The facts of July 8, 2022, are as indisputable as they are shocking. Abe was taken by medical helicopter to Nara Medical University Hospital, where he was pronounced dead. Yamagami, 41 at the time, has been charged with his murder and awaits trial later this year. He claims that he was motivated by Abe’s support for the controversial Unification Church, which by convincing his mother to donate over 100 million yen ($670,000) drove his family into bankruptcy and destitution. “In some ways, this young man is a victim rather than an aggressor,” says Tark Ji-Il, a professor and expert on the Unification Church at Busan Presbyterian University.

In the months following Abe’s assassination, an internal investigation revealed that half of LDP lawmakers had ties to the church, prompting a slew of resignations from the highest levels of the Japanese government. But why did a religious curiosity—cutely dubbed the “Moonies” and best known for mass weddings and anticommunist fervor—spark such murderous rage? And how did it burrow so deep into the governing elite of the then world’s third-largest economy that a purge was necessary?

The truth of the Unification Church goes far deeper than one assassination and Japan. It is a web of political and business interests that sprawls over every continent, claiming some two million members (although that figure is highly disputed) and over $1 billion in assets.
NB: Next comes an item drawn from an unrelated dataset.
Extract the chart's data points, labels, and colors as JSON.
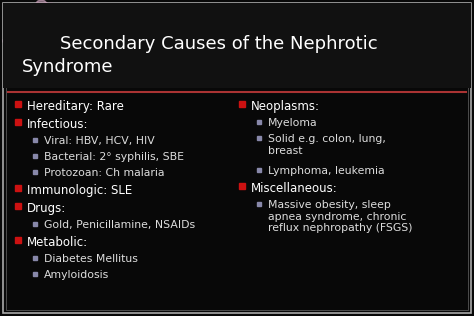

It owns the Washington Times newspaper, the UPI news wire, the New Yorker Hotel in Manhattan, a ballet company, and True World Foods, the single largest supplier of fresh fish to the American sushi industry. According to U.S. intelligence reports, it helped fund third-world coups. It courts leading Republicans and Democrats with events promoting conservative causes. U.S. presidents including Richard Nixon, Ronald Reagan, and Donald Trump have been outspoken supporters.